Andy Burnham, former Home Office minister, stood to offer the Labour party's official perspective. If there is substantive opposition to the contents of the IP Bill within the Labour party - and I know there is from MPs like Tom Watson and David Winnick - then there was little evidence of it from Mr Burnham's contribution to the debate. He opened by trotting out the dire need to combat the four horsemen of the infocalypse and the false and distorting 'balance security with privacy' dichotomy. From those foundations he was highly unlikely to get anywhere enlightened.

In summary he -
  • wants the law updated and "agrees with the principles" of the Investigatory Powers Bill
  • labelled critics of the IP Bill as "lazy" and "insulting to people who work in the police and in the security services" [I feel obliged to point out this is a non sequitur but will attempt to refrain from commenting on the rest] 
  • criticised abusive surveillance of Baroness Lawrence and the Hillsborough families
  • doesn't want to play politics with the IP Bill [so much so he repeated this frequently]

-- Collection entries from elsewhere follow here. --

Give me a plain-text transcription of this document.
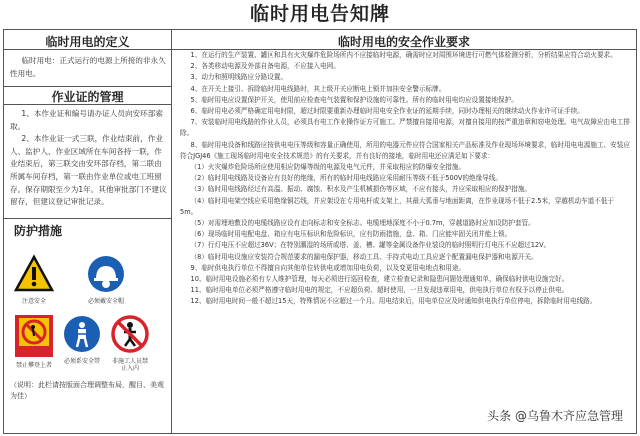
临时用电告知牌
临时用电的定义

临时用电：正式运行的电源上所接的非永久性用电。

作业证的管理

1、本作业证和编号请办证人员向安环部索取。

2、本作业证一式三联，作业结束前，作业人、监护人、作业区域所在车间各持一联，作业结束后，第三联交由安环部存档，第二联由所属车间存档，第一联由作业单位或电工班留存。保存期限至少为1年。其他审批部门不建议留存，但建议登记审批记录。

防护措施
注意安全	必须戴安全帽
禁止攀登上者
必须系安全带	非施工人员禁止入内
（说明：此栏请按版面合理调整布局，醒目、美观为佳）
临时用电的安全作业要求

1、在运行的生产装置、罐区和具有火灾爆炸危险场所内不应接临时电源，确需时应对周围环境进行可燃气体检测分析，分析结果应符合动火要求。

2、各类移动电源及外部自备电源，不应接入电网。

3、动力和照明线路应分路设置。

4、在开关上接引、拆除临时用电线路时，其上级开关应断电上锁并加挂安全警示标牌。

5、临时用电应设置保护开关，使用前应检查电气装置和保护设施的可靠性。所有的临时用电均应设置接地保护。

6、临时用电必须严格确定用电时限，超过时限要重新办理临时用电安全作业证的延期手续，同时办理相关的继续动火作业许可证手续。

7、安装临时用电线路的作业人员，必须具有电工作业操作证方可施工。严禁擅自接用电源，对擅自接用的按严重违章和窃电处理。电气故障应由电工排除。

8、临时用电设备和线路应按供电电压等级和容量正确使用，所用的电器元件应符合国家相关产品标准及作业现场环境要求，临时用电电源施工、安装应符合JGJ46《施工现场临时用电安全技术规范》的有关要求，并有良好的接地，临时用电还应满足如下要求：

（1）火灾爆炸危险场所应使用相应防爆等级的电源及电气元件，并采取相应的防爆安全措施。

（2）临时用电线路及设备应有良好的绝缘，所有的临时用电线路应采用耐压等级不低于500V的绝缘导线。

（3）临时用电线路经过有高温、振动、腐蚀、积水及产生机械损伤等区域，不应有接头，并应采取相应的保护措施。

（4）临时用电架空线应采用绝缘铜芯线，并应架设在专用电杆或支架上，其最大弧垂与地面距离，在作业现场不低于2.5米，穿越机动车道不低于5m。

（5）对需埋地敷设的电缆线路应设有走向标志和安全标志。电缆埋地深度不小于0.7m，穿越道路时应加设防护套管。

（6）现场临时用电配电盘、箱应有电压标识和危险标识，应有防雨措施，盘、箱、门应能牢固关闭并能上锁。

（7）行灯电压不应超过36V；在特别潮湿的场所或塔、釜、槽、罐等金属设备作业装设的临时照明行灯电压不应超过12V。

（8）临时用电设施应安装符合规范要求的漏电保护器，移动工具、手持式电动工具应逐个配置漏电保护器和电源开关。

9、临时供电执行单位不得擅自向其他单位转供电或增加用电负荷，以及变更用电地点和用途。

10、临时用电设施必须有专人维护管理，每天必须进行巡回检查，建立检查记录和隐患问题处理通知单，确保临时供电设施完好。

11、临时用电单位必须严格遵守临时用电的规定，不应超负荷、超时使用，一旦发现违章用电，供电执行单位有权予以停止供电。

12、临时用电时间一般不超过15天，特殊情况不应超过一个月。用电结束后，用电单位应及时通知供电执行单位停电，拆除临时用电线路。

头条 @乌鲁木齐应急管理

  • criticised the government abuse of the Shrewsbury 24, blacklisting of construction workers and overreaching seizure of privileged journalistic materials in the plebgate affair
  • felt the Home Secretary had responded to the recommendations - but only half of them - of the three parliamentary committees who had scrutinised the first draft of the Bill
  • wants privacy protections in the Bill
  • wants further protection for MPs and stronger legal privilege provisions
  • thinks ICRs should only be used in serious crime cases, wants them more clearly defined since they are wide open to mission creep; and wants access to them strictly limited to a reduced list of authorities
  • asserted "national security" has been used as an excuse by government in the past when there was no question of a national security issue
  • wants "national security" and "terrorism" defined more clearly and the "economic well-being" test dropped from the Bill
  • wants to ensure trade unionists don't get unfairly targeted as they have been in the past [At this point the Home Secretary intervened to accuse Mr Burnham of questioning the integrity of the judiciary by suggesting they would be complicit in underhandedly targeting trade unionists. Mr Burnham responded by suggesting it was "absolutely rotten" for Mrs May to misconstrue his words in such a way]

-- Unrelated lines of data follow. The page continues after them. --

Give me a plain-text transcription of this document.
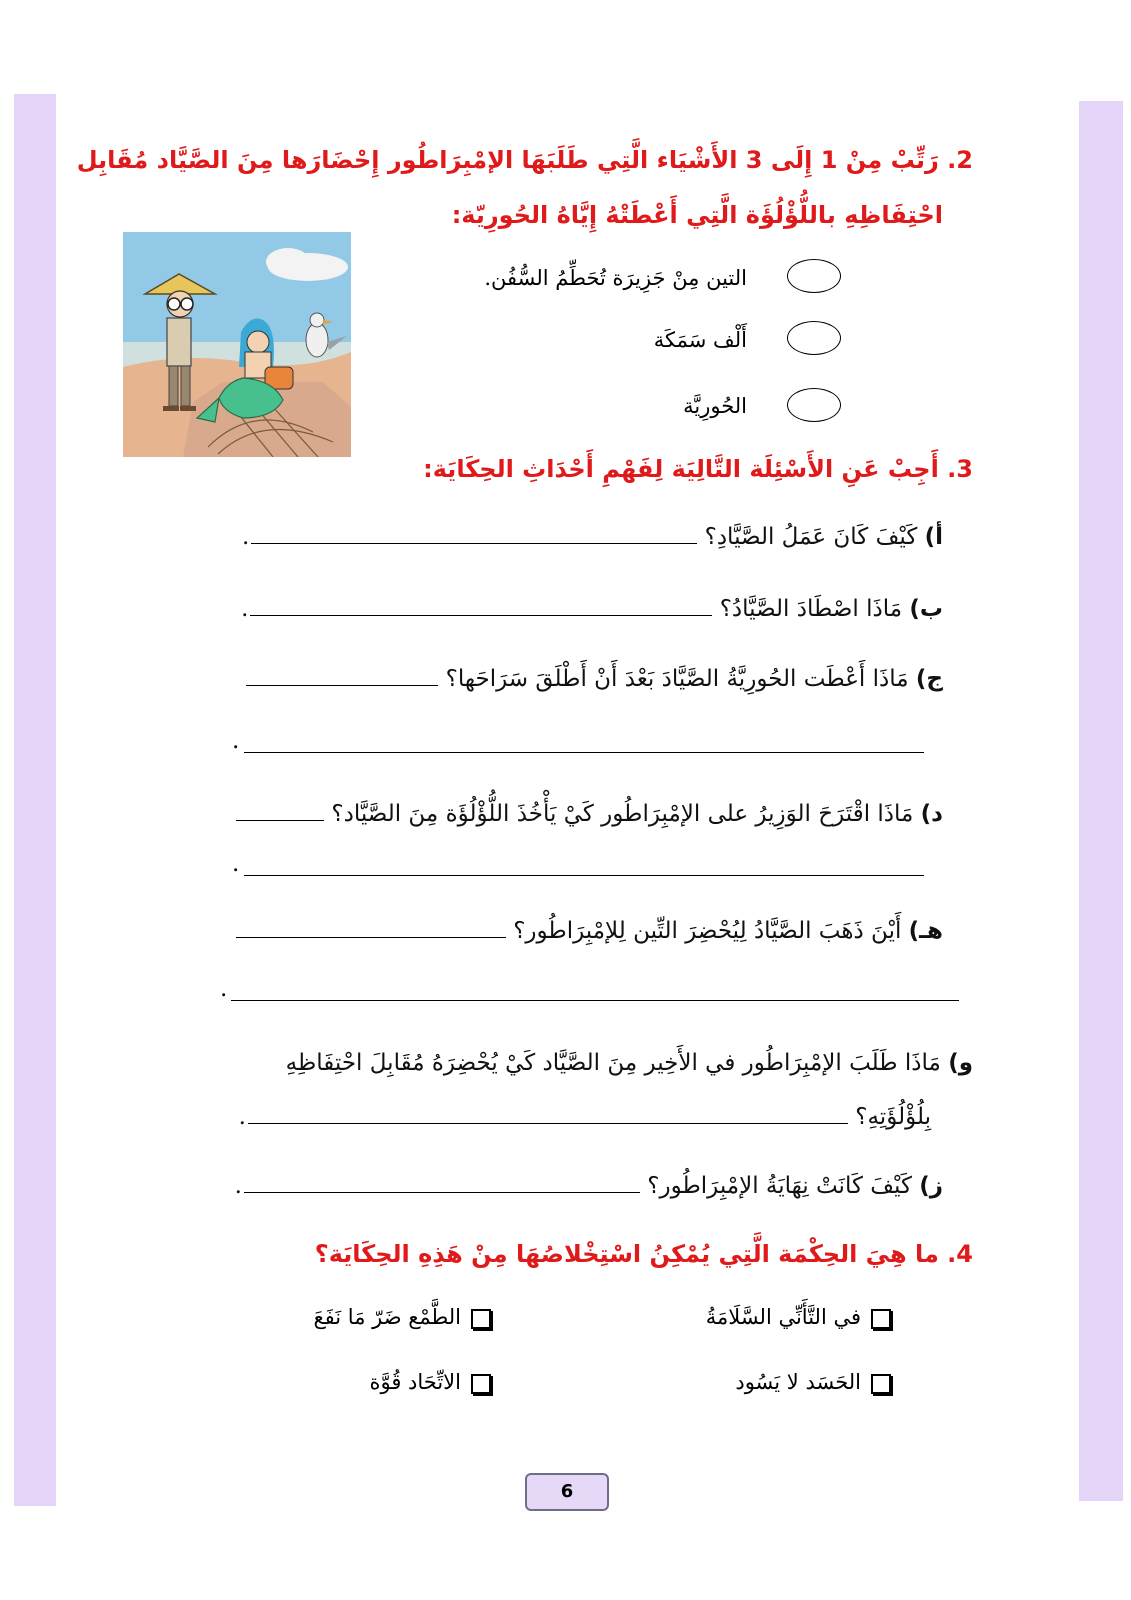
2. رَتِّبْ مِنْ 1 إِلَى 3 الأَشْيَاء الَّتِي طَلَبَهَا الإمْبِرَاطُور إِحْضَارَها مِنَ الصَّيَّاد مُقَابِل
احْتِفَاظِهِ باللُّؤْلُؤَة الَّتِي أَعْطَتْهُ إِيَّاهُ الحُورِيّة:
التين مِنْ جَزِيرَة تُحَطِّمُ السُّفُن.
أَلْف سَمَكَة
الحُورِيَّة
3. أَجِبْ عَنِ الأَسْئِلَة التَّالِيَة لِفَهْمِ أَحْدَاثِ الحِكَايَة:
أ) كَيْفَ كَانَ عَمَلُ الصَّيَّادِ؟ .
ب) مَاذَا اصْطَادَ الصَّيَّادُ؟ .
ج) مَاذَا أَعْطَت الحُورِيَّةُ الصَّيَّادَ بَعْدَ أَنْ أَطْلَقَ سَرَاحَها؟
.
د) مَاذَا اقْتَرَحَ الوَزِيرُ على الإمْبِرَاطُور كَيْ يَأْخُذَ اللُّؤْلُؤَة مِنَ الصَّيَّاد؟
.
هـ) أَيْنَ ذَهَبَ الصَّيَّادُ لِيُحْضِرَ التِّين لِلإمْبِرَاطُور؟
.
و) مَاذَا طَلَبَ الإمْبِرَاطُور في الأَخِير مِنَ الصَّيَّاد كَيْ يُحْضِرَهُ مُقَابِلَ احْتِفَاظِهِ
بِلُؤْلُؤَتِهِ؟ .
ز) كَيْفَ كَانَتْ نِهَايَةُ الإمْبِرَاطُور؟ .
4. ما هِيَ الحِكْمَة الَّتِي يُمْكِنُ اسْتِخْلاصُهَا مِنْ هَذِهِ الحِكَايَة؟
في التَّأَنِّي السَّلَامَةُ
الطَّمْع ضَرّ مَا نَفَعَ
الحَسَد لا يَسُود
الاتِّحَاد قُوَّة
6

  • accepts the need for bulk powers to deal with bad guys even though the government's operational case is not convincing, so would like an independent review of bulk powers
  • wants stronger judicial oversight
  • wants misuse of powers to be a criminal offence
He concluded by saying he had outlined "six substantive issues that must be addressed" and if the government didn't address them Labour would withdraw their support for the timetabling of the Bill. If I understood him correctly I think Mr Burnham's six concerns were they need -
  1. more privacy
  2. higher threshold for engagement of powers
  3. to dial back ICRs
  4. independent review to justify bulk powers
  5. stronger judicial oversight
  6. to criminalise misuse of powers
This is where Mr Burnham, at least, is drawing the Labour Party red line on the Investigatory Powers Bill. Whether it constitutes sufficiently robust analysis of or opposition to the current hugely flawed draft of probably the single most important piece of legislation in a generation, I'll leave the reader to decide.

I'll endeavour to report on other contributions to the debate when time allows. Dominic Grieve, David Davis, Ken Clarke, Stella Creasy and Joanna Cherry were particularly worthy of attention, if anyone feels inclined to peruse Hansard in the meantime.